Carrot sauté with coconut
 
Prep time
Cook time
Total time
 
Author:
Recipe type: Main Course
Cuisine: Indian Fusion
Serves: 3
Ingredients
  • 5 carrots
  • 3-4 Red or green chillies
  • 1 small red onion (white onions makes dish sweeter)
  • 2 tbsp - your favorite oil. I used coconut oil.
  • ½ tsp - cumin
  • ½ tsp - small black mustard seeds (optional)
  • ½ tsp - turmeric powder
  • ½ tsp - chilli powder
  • ¼ tsp - fresh coriander powder (optional)
  • ½ cup - fresh grated coconut
  • 1 sprig - curry leaves
  • 1 sprig - cilantro
  • pink himalayan salt or regular salt
  • ½ cup water
Instructions
  1. Simply scrape carrot skin. Peeling takes out a lot of nutrition.
  2. Dice carrots into equal size pieces.
  3. Pour little water in a pot and boil. Don't add too much water as you have to discard water after cooking. This takes nutrients away. Add half of salt and carrots. Close lid and steam for 8-10 minutes till little soft. Do not over cook till too soft. Turn off.
  4. Meanwhile, Add oil to a pot. Heat to medium high.

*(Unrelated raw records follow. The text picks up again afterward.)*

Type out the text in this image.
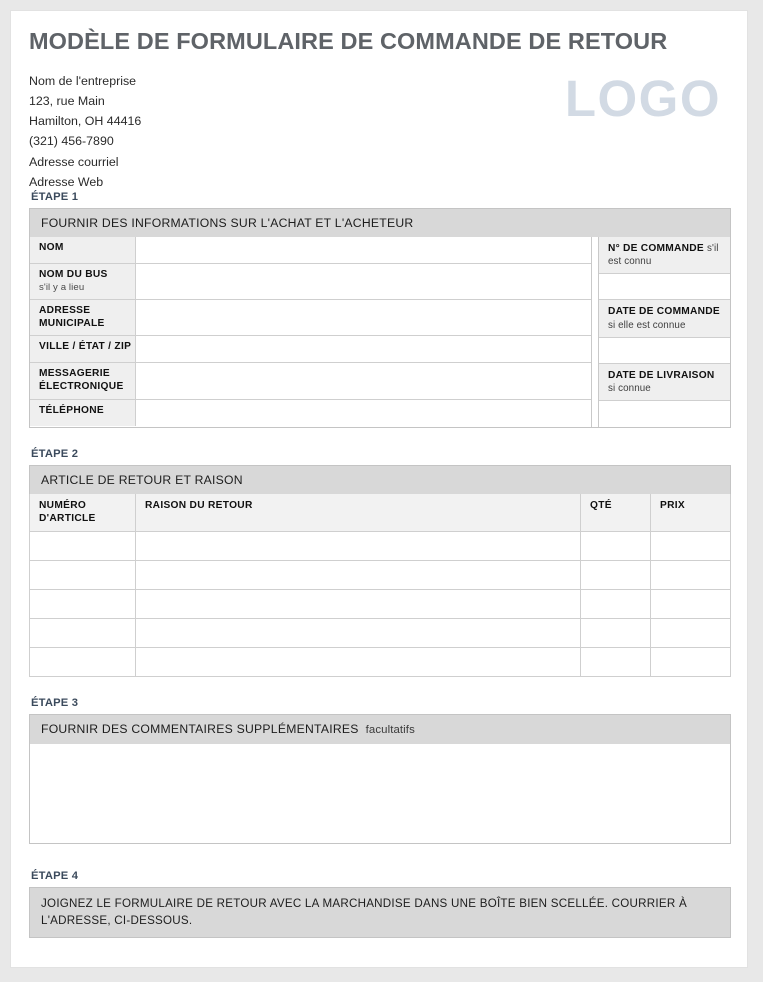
MODÈLE DE FORMULAIRE DE COMMANDE DE RETOUR
Nom de l'entreprise
123, rue Main
Hamilton, OH 44416
(321) 456-7890
Adresse courriel
Adresse Web
LOGO
ÉTAPE 1
FOURNIR DES INFORMATIONS SUR L'ACHAT ET L'ACHETEUR
NOM
NOM DU BUS
s'il y a lieu
ADRESSE MUNICIPALE
VILLE / ÉTAT / ZIP
MESSAGERIE ÉLECTRONIQUE
TÉLÉPHONE
N° DE COMMANDE s'il est connu
DATE DE COMMANDE si elle est connue
DATE DE LIVRAISON si connue
ÉTAPE 2
ARTICLE DE RETOUR ET RAISON
NUMÉRO D'ARTICLE	RAISON DU RETOUR	QTÉ	PRIX

ÉTAPE 3
FOURNIR DES COMMENTAIRES SUPPLÉMENTAIRES facultatifs
ÉTAPE 4
JOIGNEZ LE FORMULAIRE DE RETOUR AVEC LA MARCHANDISE DANS UNE BOÎTE BIEN SCELLÉE. COURRIER À L'ADRESSE, CI-DESSOUS.
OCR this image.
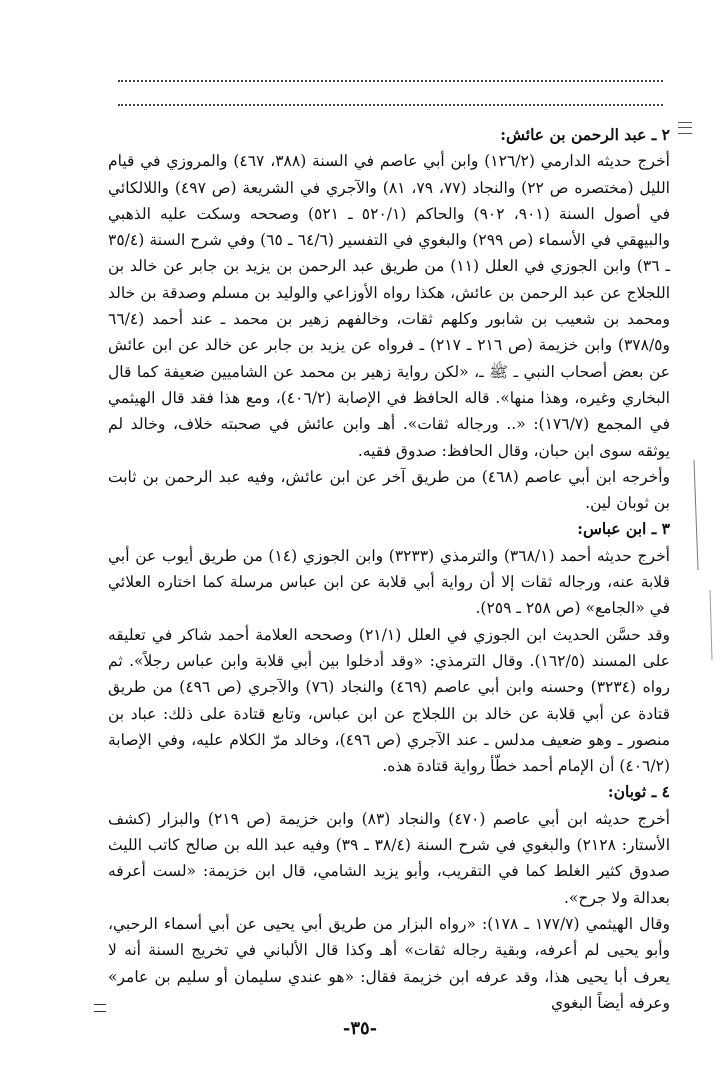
٢ ـ عبد الرحمن بن عائش:

أخرج حديثه الدارمي (١٢٦/٢) وابن أبي عاصم في السنة (٣٨٨، ٤٦٧) والمروزي في قيام الليل (مختصره ص ٢٢) والنجاد (٧٧، ٧٩، ٨١) والآجري في الشريعة (ص ٤٩٧) واللالكائي في أصول السنة (٩٠١، ٩٠٢) والحاكم (٥٢٠/١ ـ ٥٢١) وصححه وسكت عليه الذهبي والبيهقي في الأسماء (ص ٢٩٩) والبغوي في التفسير (٦٤/٦ ـ ٦٥) وفي شرح السنة (٣٥/٤ ـ ٣٦) وابن الجوزي في العلل (١١) من طريق عبد الرحمن بن يزيد بن جابر عن خالد بن اللجلاج عن عبد الرحمن بن عائش، هكذا رواه الأوزاعي والوليد بن مسلم وصدقة بن خالد ومحمد بن شعيب بن شابور وكلهم ثقات، وخالفهم زهير بن محمد ـ عند أحمد (٦٦/٤ و٣٧٨/٥) وابن خزيمة (ص ٢١٦ ـ ٢١٧) ـ فرواه عن يزيد بن جابر عن خالد عن ابن عائش عن بعض أصحاب النبي ـ ﷺ ـ، «لكن رواية زهير بن محمد عن الشاميين ضعيفة كما قال البخاري وغيره، وهذا منها». قاله الحافظ في الإصابة (٤٠٦/٢)، ومع هذا فقد قال الهيثمي في المجمع (١٧٦/٧): «.. ورجاله ثقات». أهـ وابن عائش في صحبته خلاف، وخالد لم يوثقه سوى ابن حبان، وقال الحافظ: صدوق فقيه.

وأخرجه ابن أبي عاصم (٤٦٨) من طريق آخر عن ابن عائش، وفيه عبد الرحمن بن ثابت بن ثوبان لين.

٣ ـ ابن عباس:

أخرج حديثه أحمد (٣٦٨/١) والترمذي (٣٢٣٣) وابن الجوزي (١٤) من طريق أيوب عن أبي قلابة عنه، ورجاله ثقات إلا أن رواية أبي قلابة عن ابن عباس مرسلة كما اختاره العلائي في «الجامع» (ص ٢٥٨ ـ ٢٥٩).

وقد حسَّن الحديث ابن الجوزي في العلل (٢١/١) وصححه العلامة أحمد شاكر في تعليقه على المسند (١٦٢/٥). وقال الترمذي: «وقد أدخلوا بين أبي قلابة وابن عباس رجلاً». ثم رواه (٣٢٣٤) وحسنه وابن أبي عاصم (٤٦٩) والنجاد (٧٦) والآجري (ص ٤٩٦) من طريق قتادة عن أبي قلابة عن خالد بن اللجلاج عن ابن عباس، وتابع قتادة على ذلك: عباد بن منصور ـ وهو ضعيف مدلس ـ عند الآجري (ص ٤٩٦)، وخالد مرّ الكلام عليه، وفي الإصابة (٤٠٦/٢) أن الإمام أحمد خطّأ رواية قتادة هذه.

٤ ـ ثوبان:

أخرج حديثه ابن أبي عاصم (٤٧٠) والنجاد (٨٣) وابن خزيمة (ص ٢١٩) والبزار (كشف الأستار: ٢١٢٨) والبغوي في شرح السنة (٣٨/٤ ـ ٣٩) وفيه عبد الله بن صالح كاتب الليث صدوق كثير الغلط كما في التقريب، وأبو يزيد الشامي، قال ابن خزيمة: «لست أعرفه بعدالة ولا جرح».

وقال الهيثمي (١٧٧/٧ ـ ١٧٨): «رواه البزار من طريق أبي يحيى عن أبي أسماء الرحبي، وأبو يحيى لم أعرفه، وبقية رجاله ثقات» أهـ وكذا قال الألباني في تخريج السنة أنه لا يعرف أبا يحيى هذا، وقد عرفه ابن خزيمة فقال: «هو عندي سليمان أو سليم بن عامر» وعرفه أيضاً البغوي

-٣٥-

  5. Add mustard seeds. When they splutter, add cumin. cook till golden brown.
  6. Add chillies, onion. Cook till translucent.
  7. Add turmeric and curry leaves. Stir.
  8. Add steamed carrots. Add salt. Stir and cook for 2 minutes.
  9. Add chilli powder, coriander powder and coconut. Stir and cook for 2 more minutes. Turn off.
  10. Garnish with coriander. Serve hot with brown rice or quinoa or wild rice.